# End date for current employer in ACS



## anujmalhotra262 (Apr 22, 2013)

Hi,
I am uploading my documents for assessment and have a confusion while uploading reference letters and statutory declaration.

The form asks to provide employement details as
From month/ year
To. Month/ year 
Organization Name
Title etc and al fields are mandatory..
How can i provide to date for the current employer where as i am still working with the same company and in case i need to provide the date what date it should be??

Please advise,


----------



## sam2905 (Jan 3, 2013)

anujmalhotra262 said:


> Hi,
> I am uploading my documents for assessment and have a confusion while uploading reference letters and statutory declaration.
> 
> The form asks to provide employement details as
> ...


Well, I have put the month and year on the day I submitted ACS. There is no other way to denote till date. If you file this month, put July 2013 as the end date. ACS considers only till the month when ACS was applied. Else there is no way they can pin down on an end date.

Satish


----------



## anujmalhotra262 (Apr 22, 2013)

Thanks for the feedback.. I will be completing 8 yrs of IT experience in july.. So is it advisable to wait till july and then file for assessment as in case they didnt deduct any yrs of exp from my total exp i will be getting benefits for 8 yrs and in case they deduct 2 yrs i will be in bracket of > 5 yrs and < 8 yrs 

Reason. Am saying this is becouse they are deducting 2 or 4 or 6 yrs from total exp based on education and code applied for and being a b.tech in IT i assume they will be deudcting atleast 2 urs frm my total exp to make it equivallent to aus education...
In thAt case appying even now doesnt make any diff as even if they deduct 2 yrs i ail still be between 5 and 8 yrs bracket but luckily if they didnt deduct the. I will short of just 1 month to claim benefit of >= 8 yrs exp ..


----------



## frodo12 (Jan 5, 2013)

anujmalhotra262 said:


> Thanks for the feedback.. I will be completing 8 yrs of IT experience in july.. So is it advisable to wait till july and then file for assessment as in case they didnt deduct any yrs of exp from my total exp i will be getting benefits for 8 yrs and in case they deduct 2 yrs i will be in bracket of > 5 yrs and < 8 yrs
> 
> Reason. Am saying this is becouse they are deducting 2 or 4 or 6 yrs from total exp based on education and code applied for and being a b.tech in IT i assume they will be deudcting atleast 2 urs frm my total exp to make it equivallent to aus education...
> In thAt case appying even now doesnt make any diff as even if they deduct 2 yrs i ail still be between 5 and 8 yrs bracket but luckily if they didnt deduct the. I will short of just 1 month to claim benefit of >= 8 yrs exp ..

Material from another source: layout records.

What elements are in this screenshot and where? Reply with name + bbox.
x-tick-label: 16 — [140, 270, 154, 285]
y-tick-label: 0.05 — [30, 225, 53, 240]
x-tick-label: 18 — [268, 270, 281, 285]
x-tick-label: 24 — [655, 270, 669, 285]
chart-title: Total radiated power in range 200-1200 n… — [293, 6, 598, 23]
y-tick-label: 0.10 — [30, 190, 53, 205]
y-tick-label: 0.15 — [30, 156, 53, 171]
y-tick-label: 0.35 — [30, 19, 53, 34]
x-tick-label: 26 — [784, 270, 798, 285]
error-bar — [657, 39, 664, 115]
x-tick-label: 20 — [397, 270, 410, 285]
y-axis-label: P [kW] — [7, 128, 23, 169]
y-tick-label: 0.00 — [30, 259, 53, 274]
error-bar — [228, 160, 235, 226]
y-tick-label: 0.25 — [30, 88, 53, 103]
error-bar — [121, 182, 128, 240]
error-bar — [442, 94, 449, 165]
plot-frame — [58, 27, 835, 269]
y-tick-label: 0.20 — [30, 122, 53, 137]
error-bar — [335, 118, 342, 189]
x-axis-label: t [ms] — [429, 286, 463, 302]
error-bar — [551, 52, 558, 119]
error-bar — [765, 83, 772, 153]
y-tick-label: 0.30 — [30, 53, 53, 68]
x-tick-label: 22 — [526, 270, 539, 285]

Going by the recent ACS employment eligibility changes, and experiences shared by others in this forum, ACS in all probability will deduct 2 years. In that case, I think it does not make sense to wait till end of July. As long as you are meeting the cutoff 60 points, it does not matter whether you claim 5 points more or less. Moreover, with all occupational ceilings being reset in July, you won't have to worry about that either.


----------



## anujmalhotra262 (Apr 22, 2013)

At current moment, If ACS deducts only 2 Yrs from my total experience then my current situation will be as follows:

Age: 30
Education: 15 (B.Tech in IT)
Work Exp: 10 ( It will be 8 yrs in July but even If I apply today and get 2 yrs deducted, then I will be in bracket of >5 & <8)
IELTS - 0 ( R=9,L=7.5,W=6.5,S=7 due to unexpected score in Writing)
Spouse: 5

Total: 60

So, I am at border line and no ways I will be able to score extra 5 for Experience on completing 8 yrs as at least 2 yrs will be deducted from my total experience of 7.11 Months.

Please suggest


----------



## frodo12 (Jan 5, 2013)

anujmalhotra262 said:


> At current moment, If ACS deducts only 2 Yrs from my total experience then my current situation will be as follows:
> 
> Age: 30
> Education: 15 (B.Tech in IT)
> ...


Since you meet the minimum cutoff, go ahead with your ACS assessment.


----------